第46章 満天恋月 ー 織姫争奪戦 ー / 三成END
「でも、三成君。なんで朝顔なの?」
市からの暗い帰り道。
舞が不思議そうな表情で尋ねてきた。
蕾の朝顔を買ったのには、勿論意味がある。
それを示唆するように、ふふっと意味深に笑ってみせた。
「今日は七夕だけど雨でしょう、本当に織姫と彦星が会えたか気になりませんか?」
「それはもちろん気になるけど……朝顔で解るの?」
「はい、明日の朝になれば解りますよ」
「へぇー、そうなんだぁ、なんか楽しみだね」
舞がまるで陽だまりのような笑顔を向けてくる。
温かくて、優しくて……
この人は、太陽そのものだ。
そんな風に思いながら、笑みを返す。
外は雨だけれど、こんな風に太陽が間近に居るなら。
心の中は、本当に陽だまりみたいに温かい。
こんな温かな人が星に願いたい事って何だろう。
ふと心に、疑問がよぎった。
「舞様は、何か願い事があったのですか?」
「え?」
「ほら、雨が降ってしまって……舞様、残念そうだったでしょう。

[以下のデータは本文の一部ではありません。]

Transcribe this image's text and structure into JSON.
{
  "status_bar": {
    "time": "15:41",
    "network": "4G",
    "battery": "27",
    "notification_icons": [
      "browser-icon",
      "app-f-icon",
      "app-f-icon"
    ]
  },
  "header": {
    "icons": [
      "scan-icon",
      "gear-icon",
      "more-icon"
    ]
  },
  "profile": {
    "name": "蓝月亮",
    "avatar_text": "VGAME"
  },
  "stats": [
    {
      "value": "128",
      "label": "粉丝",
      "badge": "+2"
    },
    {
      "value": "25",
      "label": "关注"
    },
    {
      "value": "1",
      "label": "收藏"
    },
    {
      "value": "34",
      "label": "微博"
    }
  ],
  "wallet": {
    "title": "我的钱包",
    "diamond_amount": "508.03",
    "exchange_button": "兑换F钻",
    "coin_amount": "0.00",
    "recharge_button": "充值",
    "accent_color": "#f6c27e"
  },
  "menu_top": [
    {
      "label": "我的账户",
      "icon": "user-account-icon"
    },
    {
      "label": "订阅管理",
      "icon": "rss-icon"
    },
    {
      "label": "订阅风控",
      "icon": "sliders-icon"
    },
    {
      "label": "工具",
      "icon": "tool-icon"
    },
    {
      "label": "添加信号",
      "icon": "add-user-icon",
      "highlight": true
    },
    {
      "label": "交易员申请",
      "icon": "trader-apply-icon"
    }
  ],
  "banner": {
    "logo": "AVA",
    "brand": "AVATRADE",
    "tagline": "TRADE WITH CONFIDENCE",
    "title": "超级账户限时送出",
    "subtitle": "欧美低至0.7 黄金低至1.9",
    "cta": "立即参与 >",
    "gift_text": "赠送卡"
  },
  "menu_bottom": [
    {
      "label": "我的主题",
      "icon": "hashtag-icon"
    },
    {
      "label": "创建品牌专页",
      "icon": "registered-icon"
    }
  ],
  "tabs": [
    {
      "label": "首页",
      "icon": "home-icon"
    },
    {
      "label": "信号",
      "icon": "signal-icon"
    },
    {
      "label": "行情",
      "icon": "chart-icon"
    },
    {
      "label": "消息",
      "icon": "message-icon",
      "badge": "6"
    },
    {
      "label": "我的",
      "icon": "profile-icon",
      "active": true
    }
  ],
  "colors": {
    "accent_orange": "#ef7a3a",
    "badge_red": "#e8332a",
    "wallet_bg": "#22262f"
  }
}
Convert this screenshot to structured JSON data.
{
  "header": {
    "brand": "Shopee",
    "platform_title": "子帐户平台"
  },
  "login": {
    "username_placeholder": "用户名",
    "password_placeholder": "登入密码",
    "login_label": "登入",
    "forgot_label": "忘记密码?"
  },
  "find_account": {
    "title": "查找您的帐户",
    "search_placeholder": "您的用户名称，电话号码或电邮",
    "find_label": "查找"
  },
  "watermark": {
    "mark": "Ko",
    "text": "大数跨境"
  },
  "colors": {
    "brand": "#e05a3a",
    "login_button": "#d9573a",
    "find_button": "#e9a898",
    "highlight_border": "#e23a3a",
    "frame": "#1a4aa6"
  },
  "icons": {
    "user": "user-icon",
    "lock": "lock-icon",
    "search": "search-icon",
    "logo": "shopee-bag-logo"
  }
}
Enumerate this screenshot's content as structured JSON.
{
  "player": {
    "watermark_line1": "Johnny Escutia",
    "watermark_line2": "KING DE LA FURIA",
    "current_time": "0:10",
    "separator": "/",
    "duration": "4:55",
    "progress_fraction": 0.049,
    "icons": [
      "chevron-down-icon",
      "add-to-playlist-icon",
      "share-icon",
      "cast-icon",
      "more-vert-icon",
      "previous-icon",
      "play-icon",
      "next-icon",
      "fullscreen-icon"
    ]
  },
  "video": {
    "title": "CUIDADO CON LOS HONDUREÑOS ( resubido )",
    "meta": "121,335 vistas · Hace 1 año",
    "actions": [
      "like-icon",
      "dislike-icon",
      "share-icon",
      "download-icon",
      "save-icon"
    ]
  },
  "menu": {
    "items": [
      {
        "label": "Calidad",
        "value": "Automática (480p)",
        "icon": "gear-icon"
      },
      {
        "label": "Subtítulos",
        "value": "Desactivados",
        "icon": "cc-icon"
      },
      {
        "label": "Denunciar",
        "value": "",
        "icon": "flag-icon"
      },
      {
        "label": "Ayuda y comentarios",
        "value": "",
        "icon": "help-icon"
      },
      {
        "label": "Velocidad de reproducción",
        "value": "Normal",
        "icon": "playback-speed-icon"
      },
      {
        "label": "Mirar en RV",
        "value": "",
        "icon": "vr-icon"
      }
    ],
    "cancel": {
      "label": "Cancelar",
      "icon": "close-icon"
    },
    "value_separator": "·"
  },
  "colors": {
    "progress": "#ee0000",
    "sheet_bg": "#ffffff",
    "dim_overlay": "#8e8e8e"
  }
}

だから……何か願いたい事があったのかと思いまして」
すぐ隣を歩く舞に問いかける。
すると舞は少し、恥ずかしそうに頬を染め……
少し俯き加減で口を開いた。
「願い事もそうなんだけど…感謝の気持ちを伝えたかったの」
「感謝?」
「うん……三成君と出逢わせてくれて、ありがとうございますって。いつまでも三成君の最愛の人で居られますようにって…お願いしたかった」
「舞様……」
その健気で可愛らしすぎる願い事に、思わず心臓をぐっと鷲掴みにされた心地になる。
素直で、真っ直ぐで、可愛い舞。
いつも一生懸命な、その小さな背中が愛しくて、どうしても抱き締めたくて……
恥ずかしくてもなんでも。
赤裸々な気持ちが、舞の一言によって心から溢れ出すのが解った。
「それは、私も同じ気持ちですよ、舞様」
思わず立ち止まり、舞の方を向く。
すると、舞も足を止め、視線をこちらに向けてきた。
怖いほど澄んだ、黒曜石のような瞳。
そこには、己の姿が映っている。
少し照れたようなはにかんだような……そんな呆れるほど幸せな自分の姿が。